[MLIR][XeGPU][Conversion] Add 2D block op support for sub byte types (llvm#169099)

silee2 · web-flow · commit c3579f01996a · 2025-12-08T09:23:07.000-08:00
Some usage case or shapes for 2D block op with sub byte types can be
emulated with 2D block operations for non-sub byte types. Add sub byte
type i4 as a valid XeGPU type. And add lowering of certain 2D
block operations by emulating with larger element types.
diff --git a/mlir/include/mlir/Dialect/XeGPU/IR/XeGPUTypes.td b/mlir/include/mlir/Dialect/XeGPU/IR/XeGPUTypes.td
@@ -13,8 +13,9 @@ include "mlir/Dialect/XeGPU/IR/XeGPUAttrs.td"
 include "mlir/Dialect/XeGPU/IR/XeGPUDialect.td"
 include "mlir/IR/BuiltinTypes.td"
 
-def XeGPU_IntType: AnyTypeOf<[I1, I8, I16, I32, I64, SI1, SI8, SI16, SI32, SI64, UI1, UI8, UI16, UI32, UI64]>;
-def XeGPU_FloatType: AnyTypeOf<[F16, F32, F64, BF16, TF32]>;
+def XeGPU_IntType : AnyTypeOf<[I1, I<4>, I8, I16, I32, I64, SI1, SI8, SI16,
+                               SI32, SI64, UI1, UI8, UI16, UI32, UI64]>;
+def XeGPU_FloatType : AnyTypeOf<[F16, F32, F64, BF16, TF32]>;
 def XeGPU_ScalarType: AnyTypeOf<[XeGPU_IntType, XeGPU_FloatType]>;
 def XeGPU_PointerType : AnyTypeOf<[UI64, UI32, I64, I32]>;
 def XeGPU_BaseAddrType
diff --git a/mlir/lib/Conversion/XeGPUToXeVM/XeGPUToXeVM.cpp b/mlir/lib/Conversion/XeGPUToXeVM/XeGPUToXeVM.cpp
@@ -150,6 +150,14 @@ translateStoreXeGPUCacheHint(std::optional<xegpu::CachePolicy> L1hint,
   }
 }
 
+//
+// Note:
+// Block operations for tile of sub byte element types are handled by
+// emulating with larger element types.
+// Tensor descriptor are keep intact and only ops consuming them are
+// emulated
+//
+
 class CreateNdDescToXeVMPattern
     : public OpConversionPattern<xegpu::CreateNdDescOp> {
   using OpConversionPattern::OpConversionPattern;
@@ -262,9 +270,57 @@ class LoadStorePrefetchNdToXeVMPattern : public OpConversionPattern<OpType> {
           op, "Expected offset rank to match descriptor rank.");
     auto elemType = tdescTy.getElementType();
     auto elemBitSize = elemType.getIntOrFloatBitWidth();
-    if (elemBitSize % 8 != 0)
+    bool isSubByte = elemBitSize < 8;
+    uint64_t wScaleFactor = 1;
+
+    if (!isSubByte && (elemBitSize % 8 != 0))
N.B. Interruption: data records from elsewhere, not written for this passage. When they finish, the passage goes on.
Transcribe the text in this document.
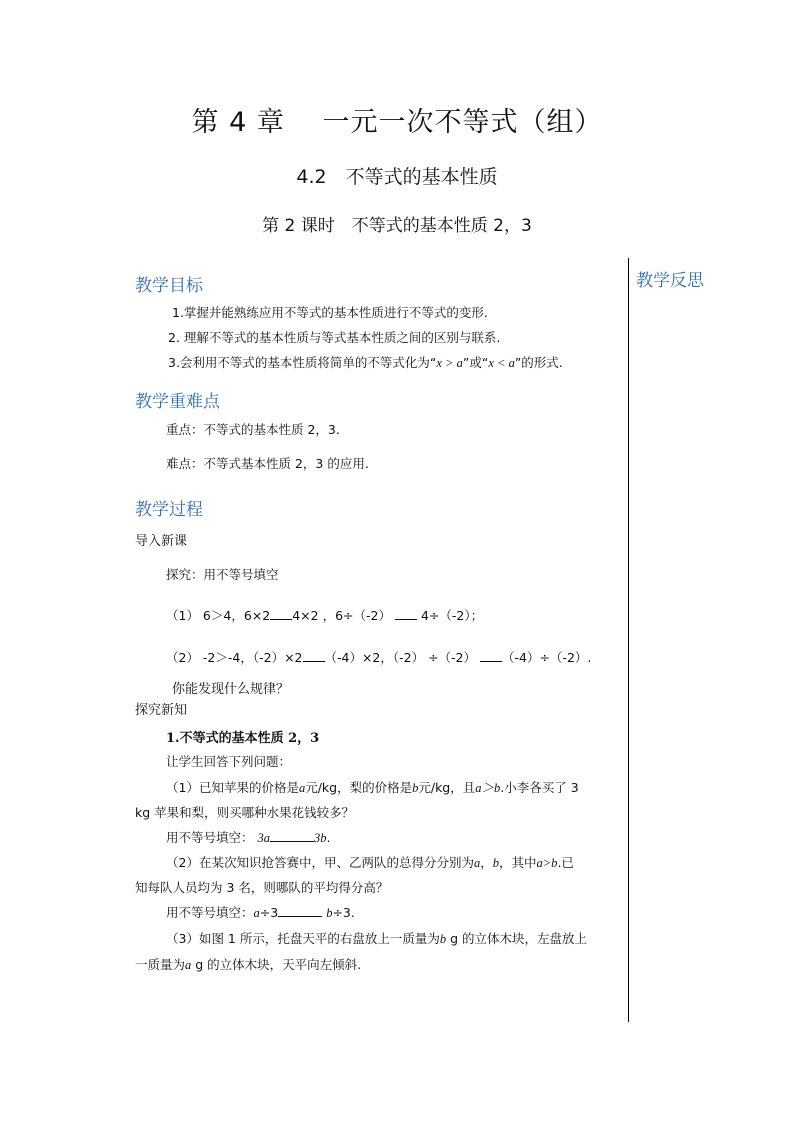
第 4 章　 一元一次不等式（组）
4.2　不等式的基本性质
第 2 课时　不等式的基本性质 2，3
教学反思
教学目标
1.掌握并能熟练应用不等式的基本性质进行不等式的变形.
2. 理解不等式的基本性质与等式基本性质之间的区别与联系.
3.会利用不等式的基本性质将简单的不等式化为“x > a”或“x < a”的形式.
教学重难点
重点：不等式的基本性质 2，3.
难点：不等式基本性质 2，3 的应用.
教学过程
导入新课
探究：用不等号填空
（1） 6＞4，6×2 4×2 ，6÷（-2） 4÷（-2）；
（2） -2＞-4，（-2）×2 （-4）×2，（-2） ÷（-2） （-4）÷（-2）.
你能发现什么规律？
探究新知
1.不等式的基本性质 2，3
让学生回答下列问题：
（1）已知苹果的价格是a元/kg，梨的价格是b元/kg，且a＞b.小李各买了 3
kg 苹果和梨，则买哪种水果花钱较多？
用不等号填空： 3a	3b.
（2）在某次知识抢答赛中，甲、乙两队的总得分分别为a，b，其中a>b.已
知每队人员均为 3 名，则哪队的平均得分高？
用不等号填空：a÷3	b÷3.
（3）如图 1 所示，托盘天平的右盘放上一质量为b g 的立体木块，左盘放上
一质量为a g 的立体木块，天平向左倾斜.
       return rewriter.notifyMatchFailure(
           op, "Expected element type bit width to be multiple of 8.");
+    auto tileW = tdescTy.getDimSize(tileRank - 1);
+    // For sub byte types, only 4bits are currently supported.
+    if (isSubByte) {
+      if (elemBitSize != 4)
+        return rewriter.notifyMatchFailure(
+            op, "Only sub byte types of 4bits are supported.");
+      if (tileRank != 2)
+        return rewriter.notifyMatchFailure(
+            op, "Sub byte types are only supported for 2D tensor descriptors.");
+      auto subByteFactor = 8 / elemBitSize;
+      auto tileH = tdescTy.getDimSize(0);
+      // Handle special case for packed load.
+      if constexpr (std::is_same_v<OpType, xegpu::LoadNdOp>) {
+        if (op.getPacked().value_or(false)) {
+          // packed load is implemented as packed loads of 8bit elements.
+          if (tileH == systolicDepth * 4 &&
+              tileW == executionSize * subByteFactor) {
+            // Usage case for loading as Matrix B with pack request.
+            // source is assumed to pre-packed into 8bit elements
+            // Emulate with 8bit loads with pack request.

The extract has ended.